Escribir desde la tristeza
Muchas veces comencé un texto como una manera de hablar conmigo misma, deseaba contarme una historia necesaria por alguna razón, o simplemente llenarme de ideas, de emociones. La escritura me ha acompañado a lo largo de mi vida, en días difíciles, en momentos memorables, en situaciones casi imposibles.
Hace poco platicaba con una amiga que también es escritora, en realidad caminábamos juntas, en un pequeño trayecto sobre las calles de nuestra ciudad, un sitio árido, que en las noches por lo regular tiene un clima fresco y agradable; algunas vías son muy viejas, los adoquines nos recuerdan el sonido de tacones, carrozas, andares de otros tiempos: parece que no pasaron los años, como en muchas de las ciudades de México que todavía conservan el pasado, la historia en sus barrios.
En ese ambiente, bajo un cielo oscuro con muy pocas estrellas, me sentí de pronto aturdida por mis circunstancias, por los momentos arduos que he tenido que enfrentar últimamente, por las ganas que tengo siempre de evadir una sensación de tristeza en el aire.
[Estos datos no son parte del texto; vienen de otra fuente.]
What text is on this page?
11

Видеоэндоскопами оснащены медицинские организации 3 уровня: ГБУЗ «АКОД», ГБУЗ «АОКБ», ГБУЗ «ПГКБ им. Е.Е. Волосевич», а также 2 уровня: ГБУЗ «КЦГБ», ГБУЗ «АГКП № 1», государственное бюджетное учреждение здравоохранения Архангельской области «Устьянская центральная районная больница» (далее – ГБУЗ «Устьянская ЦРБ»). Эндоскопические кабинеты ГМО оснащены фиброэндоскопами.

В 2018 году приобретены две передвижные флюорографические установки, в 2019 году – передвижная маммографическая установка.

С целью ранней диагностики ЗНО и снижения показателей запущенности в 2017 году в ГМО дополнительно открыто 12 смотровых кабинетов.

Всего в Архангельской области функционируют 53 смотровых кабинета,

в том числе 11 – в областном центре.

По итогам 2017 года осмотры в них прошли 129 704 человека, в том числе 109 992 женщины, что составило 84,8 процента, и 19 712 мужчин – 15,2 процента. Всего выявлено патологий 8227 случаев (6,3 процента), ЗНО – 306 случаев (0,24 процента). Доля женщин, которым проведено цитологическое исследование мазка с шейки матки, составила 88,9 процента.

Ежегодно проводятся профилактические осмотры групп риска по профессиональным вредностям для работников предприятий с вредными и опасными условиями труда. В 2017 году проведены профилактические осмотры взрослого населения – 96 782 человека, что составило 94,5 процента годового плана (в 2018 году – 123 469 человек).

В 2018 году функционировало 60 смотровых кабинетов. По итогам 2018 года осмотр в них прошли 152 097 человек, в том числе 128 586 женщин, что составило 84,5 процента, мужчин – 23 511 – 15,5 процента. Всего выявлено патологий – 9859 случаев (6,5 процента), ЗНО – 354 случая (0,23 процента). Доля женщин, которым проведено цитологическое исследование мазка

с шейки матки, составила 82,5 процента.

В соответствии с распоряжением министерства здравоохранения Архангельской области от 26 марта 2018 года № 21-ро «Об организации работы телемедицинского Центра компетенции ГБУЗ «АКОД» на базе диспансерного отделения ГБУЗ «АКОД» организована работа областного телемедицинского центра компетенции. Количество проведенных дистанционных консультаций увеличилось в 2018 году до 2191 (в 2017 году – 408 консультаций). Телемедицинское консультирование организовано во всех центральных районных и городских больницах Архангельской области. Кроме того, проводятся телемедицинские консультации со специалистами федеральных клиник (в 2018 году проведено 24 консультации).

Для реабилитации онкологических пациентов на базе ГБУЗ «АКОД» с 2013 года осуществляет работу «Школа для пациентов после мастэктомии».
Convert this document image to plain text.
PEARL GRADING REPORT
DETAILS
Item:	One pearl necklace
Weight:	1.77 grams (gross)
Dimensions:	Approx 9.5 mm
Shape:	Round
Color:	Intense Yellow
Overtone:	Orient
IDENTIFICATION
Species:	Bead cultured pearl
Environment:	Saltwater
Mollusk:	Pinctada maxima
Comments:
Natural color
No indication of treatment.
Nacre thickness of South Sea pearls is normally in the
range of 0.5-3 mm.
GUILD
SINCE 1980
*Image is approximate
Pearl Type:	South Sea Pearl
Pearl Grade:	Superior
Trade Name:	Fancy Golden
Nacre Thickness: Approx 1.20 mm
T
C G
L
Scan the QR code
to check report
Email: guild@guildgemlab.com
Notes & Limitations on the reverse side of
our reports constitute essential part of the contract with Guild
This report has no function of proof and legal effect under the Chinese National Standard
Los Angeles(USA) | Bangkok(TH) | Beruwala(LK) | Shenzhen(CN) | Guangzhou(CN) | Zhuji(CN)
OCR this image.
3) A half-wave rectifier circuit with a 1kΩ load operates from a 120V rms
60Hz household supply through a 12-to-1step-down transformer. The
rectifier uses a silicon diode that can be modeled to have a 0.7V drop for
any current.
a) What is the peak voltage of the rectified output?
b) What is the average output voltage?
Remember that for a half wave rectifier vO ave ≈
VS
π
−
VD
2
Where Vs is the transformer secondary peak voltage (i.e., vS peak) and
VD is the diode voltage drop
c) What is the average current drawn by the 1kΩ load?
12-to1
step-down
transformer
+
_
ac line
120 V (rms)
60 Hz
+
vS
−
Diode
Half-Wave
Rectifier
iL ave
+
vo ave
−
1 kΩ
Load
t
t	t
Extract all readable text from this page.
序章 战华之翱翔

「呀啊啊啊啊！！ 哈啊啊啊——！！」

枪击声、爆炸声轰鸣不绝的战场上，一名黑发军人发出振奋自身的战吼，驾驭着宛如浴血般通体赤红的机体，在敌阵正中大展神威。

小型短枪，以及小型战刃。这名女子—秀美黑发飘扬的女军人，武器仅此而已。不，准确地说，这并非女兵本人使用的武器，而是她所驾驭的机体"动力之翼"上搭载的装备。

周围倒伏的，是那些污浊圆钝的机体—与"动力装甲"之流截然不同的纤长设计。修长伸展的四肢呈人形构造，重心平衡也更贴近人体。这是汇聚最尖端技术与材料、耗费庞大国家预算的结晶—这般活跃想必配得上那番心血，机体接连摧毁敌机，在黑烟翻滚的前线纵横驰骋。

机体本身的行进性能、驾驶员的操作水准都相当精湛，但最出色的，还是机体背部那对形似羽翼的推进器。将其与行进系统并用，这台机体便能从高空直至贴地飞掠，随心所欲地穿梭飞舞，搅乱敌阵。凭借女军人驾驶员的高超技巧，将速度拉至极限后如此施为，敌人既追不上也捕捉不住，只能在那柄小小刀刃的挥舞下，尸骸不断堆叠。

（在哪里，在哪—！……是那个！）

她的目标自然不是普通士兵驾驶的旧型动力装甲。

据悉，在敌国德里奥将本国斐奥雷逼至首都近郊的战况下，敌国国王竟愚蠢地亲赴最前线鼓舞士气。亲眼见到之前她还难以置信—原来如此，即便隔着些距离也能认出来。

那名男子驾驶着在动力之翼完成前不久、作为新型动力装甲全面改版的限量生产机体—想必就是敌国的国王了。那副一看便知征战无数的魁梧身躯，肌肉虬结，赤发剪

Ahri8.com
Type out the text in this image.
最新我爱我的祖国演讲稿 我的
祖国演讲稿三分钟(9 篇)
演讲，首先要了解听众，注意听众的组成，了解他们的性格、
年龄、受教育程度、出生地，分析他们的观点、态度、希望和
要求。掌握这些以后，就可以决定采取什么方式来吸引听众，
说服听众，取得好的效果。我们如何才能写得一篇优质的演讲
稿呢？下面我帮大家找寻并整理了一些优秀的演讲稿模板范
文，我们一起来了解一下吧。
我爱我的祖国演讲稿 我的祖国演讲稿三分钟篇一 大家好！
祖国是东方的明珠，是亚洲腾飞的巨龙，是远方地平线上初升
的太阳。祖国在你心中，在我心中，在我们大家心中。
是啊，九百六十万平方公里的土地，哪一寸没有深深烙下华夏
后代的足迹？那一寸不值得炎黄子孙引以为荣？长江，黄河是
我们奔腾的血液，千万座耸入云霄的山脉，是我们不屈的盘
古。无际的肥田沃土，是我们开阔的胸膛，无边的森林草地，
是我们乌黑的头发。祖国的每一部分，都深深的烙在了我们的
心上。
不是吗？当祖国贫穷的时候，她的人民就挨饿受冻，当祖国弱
Le dije que no puedo con el peso de todo, que por más que trato de aligerarme la realidad, a veces resulta inútil intentarlo.
Ella me sorprendió muchísimo con sus palabras, las entiendo, las conozco, es más hasta sé de ese sentimiento. Dijo algo que me parece cierto y pesado, como esas rocas que van a dar a una laguna quitándole la estabilidad a sus aguas: yo necesito estar triste para poder escribir.
Parece, en mi caso, que la tristeza me arrebata las palabras, pero pasa algo extraordinario: la poesía permanece entre las hojas, entre las cosas que leo, lo que miro, las calles en las que pienso, las sonrisas de las personas que amo.
Le dije a mi amiga que a mí no me importa el estado de ánimo en que me encuentre, porque para mí escribir es necesario, es la forma en la que mi mente puede ordenarse, describir los mundos, los planos, las aristas, las vidas.
Cuando escribo vivo dos veces, existo, soy, explico o más bien, trato de explicarme a mí misma todo cuando sucede. Al escribir recreo el entorno, asimilo la verdad, encuentro la línea que preciso para enviar un mensaje, trato de que sea lo más claro posible. Creo en el poder de las palabras para sanar, para aliviar, para acercarnos a otras personas, creo en el poder del lenguaje escrito como una forma de acompañamiento.
Me hacen falta las palabras que vienen de la esperanza, del amor, creo que esas nunca estarán de más. Me hacen falta las que me permiten soñar y seguir.
Entiendo y comparto la idea de que necesitamos estar tristes para escribir, pero nunca será necesario ser personas tristes para hacerlo. Hay que darle su justo momento a las emociones, sin quitar la energía de nuestra existencia, el impulso, la alegría, esas risas tan sonoras, tan claras.
Escribir con una sombra sobre nosotros todo el tiempo, nos dejará sin la radiación necesaria, una densa oscuridad arruina la percepción. Escribir desde nuestra propia novela, con altibajos. Escribir cuando estamos pasando por la carrera más agotadora, pero también cuando todo es disfrute, alegría y fiesta, hacerlo en el mismo texto es posible, le da cuerpo, le otorga ritmo, le da calidad y llega a más personas que al igual que una, tratan de encontrar en la literatura el asombro, el espejo.
Si hacemos caso de los versos del poema Primer preaviso de Ana Ajmátova, cuando dice:
¿Qué tenemos nosotros qué ver[1]
con que todo quede a polvo reducido,
sobre cuántos precipicios canté
y en cuántos espejos he vivido?
Mirémonos en esas claras superficies, que estar tristes no solamente nos lleve a escribir o a leer, que también nos ayude a contemplar nuestra propia naturaleza, nuestras ruinas, nuestros cimientos, los ojos al precipicio.
[1]Página 43. Réquiem y otros poemas de Ana Ajmátova, Mitos Poesía de Editorial Mondadori 1998, España.